America's counterinsurgency wars have reshaped many aspects of its military. In 2005, the Army began issuing Combat Action Badges to any soldier, including women, outside of infantry units who actively engaged with the enemy. It sought to recognize those who were ineligible for the coveted Combat Infantry Badge awarded only to infantrymen or Special Forces soldiers who had seen hostile fire.
The Marine Corps temporarily lifted the ban on female Marine officers attending the grueling Infantry Officers Course this fall, as part of a 2011 congressional defense provision that the military studies prohibitions on women. The two inaugural students washed out within a week because they couldn't keep up with the harsh physical demands of the training. The Marine Corps says it wants to test 90 more women, the Washington Times reports, but is concerned that many may not volunteer.
No women are scheduled to enter the next class, beginning in January.
In February the Pentagon overturned its "co-location prohibition," allowing women into roles that had previously been off-limits because they would have to live with men. It also allowed women to serve in combat support functions at the battalion level. This initiative opened up 14,325 new jobs to women, the Pentagon says.
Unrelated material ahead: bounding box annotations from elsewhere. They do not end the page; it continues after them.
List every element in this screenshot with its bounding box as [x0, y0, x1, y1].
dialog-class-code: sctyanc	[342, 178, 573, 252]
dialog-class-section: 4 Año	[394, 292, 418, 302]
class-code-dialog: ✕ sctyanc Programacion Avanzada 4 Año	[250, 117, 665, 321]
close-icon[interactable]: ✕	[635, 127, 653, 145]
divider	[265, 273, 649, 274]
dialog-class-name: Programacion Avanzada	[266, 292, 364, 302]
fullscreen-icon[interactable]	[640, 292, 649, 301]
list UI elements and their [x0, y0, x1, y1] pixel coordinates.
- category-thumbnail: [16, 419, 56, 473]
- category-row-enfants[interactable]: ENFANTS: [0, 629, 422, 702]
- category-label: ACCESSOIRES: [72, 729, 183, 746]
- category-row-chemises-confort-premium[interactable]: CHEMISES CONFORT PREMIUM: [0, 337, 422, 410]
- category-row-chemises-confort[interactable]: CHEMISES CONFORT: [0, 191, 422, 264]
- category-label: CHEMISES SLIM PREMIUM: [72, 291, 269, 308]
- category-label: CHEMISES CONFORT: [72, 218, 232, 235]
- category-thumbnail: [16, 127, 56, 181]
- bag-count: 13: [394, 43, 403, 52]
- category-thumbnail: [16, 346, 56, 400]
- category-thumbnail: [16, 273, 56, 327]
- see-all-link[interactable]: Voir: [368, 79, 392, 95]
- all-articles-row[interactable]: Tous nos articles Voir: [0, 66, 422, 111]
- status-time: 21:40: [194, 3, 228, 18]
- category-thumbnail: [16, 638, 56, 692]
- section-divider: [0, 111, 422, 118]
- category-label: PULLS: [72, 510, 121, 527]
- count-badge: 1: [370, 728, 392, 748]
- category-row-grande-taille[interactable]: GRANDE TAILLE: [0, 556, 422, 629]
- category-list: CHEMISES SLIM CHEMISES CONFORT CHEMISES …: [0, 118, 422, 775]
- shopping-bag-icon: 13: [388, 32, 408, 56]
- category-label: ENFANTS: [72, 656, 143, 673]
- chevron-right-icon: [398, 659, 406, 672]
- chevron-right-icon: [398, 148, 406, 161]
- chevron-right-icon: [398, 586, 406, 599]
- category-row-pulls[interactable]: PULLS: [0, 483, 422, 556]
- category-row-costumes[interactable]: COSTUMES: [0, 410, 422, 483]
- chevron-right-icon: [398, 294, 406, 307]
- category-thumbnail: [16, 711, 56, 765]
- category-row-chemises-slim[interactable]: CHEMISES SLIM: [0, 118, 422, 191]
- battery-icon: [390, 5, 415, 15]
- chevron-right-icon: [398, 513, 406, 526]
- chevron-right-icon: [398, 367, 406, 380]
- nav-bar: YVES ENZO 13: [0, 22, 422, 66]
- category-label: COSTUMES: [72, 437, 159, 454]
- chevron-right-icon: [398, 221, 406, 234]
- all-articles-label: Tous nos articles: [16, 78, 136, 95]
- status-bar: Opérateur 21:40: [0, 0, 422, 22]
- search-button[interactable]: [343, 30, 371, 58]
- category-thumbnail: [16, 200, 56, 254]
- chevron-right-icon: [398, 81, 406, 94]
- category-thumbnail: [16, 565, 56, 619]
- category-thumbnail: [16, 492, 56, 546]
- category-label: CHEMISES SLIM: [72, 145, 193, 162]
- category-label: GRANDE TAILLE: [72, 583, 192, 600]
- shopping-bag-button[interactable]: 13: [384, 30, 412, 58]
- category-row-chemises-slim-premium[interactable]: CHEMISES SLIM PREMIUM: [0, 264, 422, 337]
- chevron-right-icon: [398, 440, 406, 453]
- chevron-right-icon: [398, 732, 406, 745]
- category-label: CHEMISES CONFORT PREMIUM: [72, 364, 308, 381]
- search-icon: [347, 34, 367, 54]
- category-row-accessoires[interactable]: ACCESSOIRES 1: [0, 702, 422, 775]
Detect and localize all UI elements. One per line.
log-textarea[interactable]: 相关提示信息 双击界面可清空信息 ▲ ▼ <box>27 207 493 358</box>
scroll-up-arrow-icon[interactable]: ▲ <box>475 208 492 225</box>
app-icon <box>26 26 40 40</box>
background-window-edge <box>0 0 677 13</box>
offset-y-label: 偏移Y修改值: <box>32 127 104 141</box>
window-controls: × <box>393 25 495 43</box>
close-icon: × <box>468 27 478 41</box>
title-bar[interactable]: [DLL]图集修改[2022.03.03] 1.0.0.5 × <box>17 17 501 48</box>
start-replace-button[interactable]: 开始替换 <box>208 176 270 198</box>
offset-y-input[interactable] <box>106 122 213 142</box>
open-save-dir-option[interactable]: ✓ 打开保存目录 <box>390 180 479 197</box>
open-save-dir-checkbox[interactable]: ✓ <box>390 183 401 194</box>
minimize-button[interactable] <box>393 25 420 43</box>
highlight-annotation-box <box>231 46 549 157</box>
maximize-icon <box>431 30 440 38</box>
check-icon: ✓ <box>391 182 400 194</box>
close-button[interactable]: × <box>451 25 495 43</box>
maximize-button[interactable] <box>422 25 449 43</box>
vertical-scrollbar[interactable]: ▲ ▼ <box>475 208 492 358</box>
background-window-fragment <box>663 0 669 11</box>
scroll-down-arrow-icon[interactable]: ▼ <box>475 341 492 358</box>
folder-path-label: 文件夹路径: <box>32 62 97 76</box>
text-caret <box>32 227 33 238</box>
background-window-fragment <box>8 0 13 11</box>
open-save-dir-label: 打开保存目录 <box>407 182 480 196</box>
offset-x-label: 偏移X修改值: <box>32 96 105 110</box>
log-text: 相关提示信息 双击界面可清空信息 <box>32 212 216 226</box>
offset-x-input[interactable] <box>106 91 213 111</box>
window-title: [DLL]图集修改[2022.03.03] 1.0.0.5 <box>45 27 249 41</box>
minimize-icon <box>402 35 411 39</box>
Defense Secretary Leon Panetta directed the military services to update him in November on the effect of the newly opened positions, as well as on other remaining barriers.
"Secretary Panetta remains strongly committed to examining the expansion of roles for women in the U.S. military, as evidenced by the recent step of opening up thousands of more assignments to women," says Panetta spokeswoman Eileen Lainez in an E-mail to U.S. News.
"The recent openings are the beginning, not the end, of a process," she says. "The services will continue to review positions and requirements to determine what additional positions may be opened to women. Our goal is to ensure that the mission is met with the best qualified and most capable people, regardless of gender."
The Constitution prohibits the government from having blanket rules excluding members of a group from opportunity when it's based on a characteristic, such as sex, says Gill.
"What the policy is doing is preventing [women] from getting the proper training, from getting recognition, from using this combat experience that they're getting to advance within the military," she says. "We're not saying that any particular woman has a constitutional right to a specific position, it is really about the categorical exclusion and how that policy is outdated and doesn't match the reality of modern warfare."
A RAND Corp. study included in the Marine Corps research says there is no direct correlation between a female officer's inability to have a combat job and her likelihood of reaching the pay grade of colonel.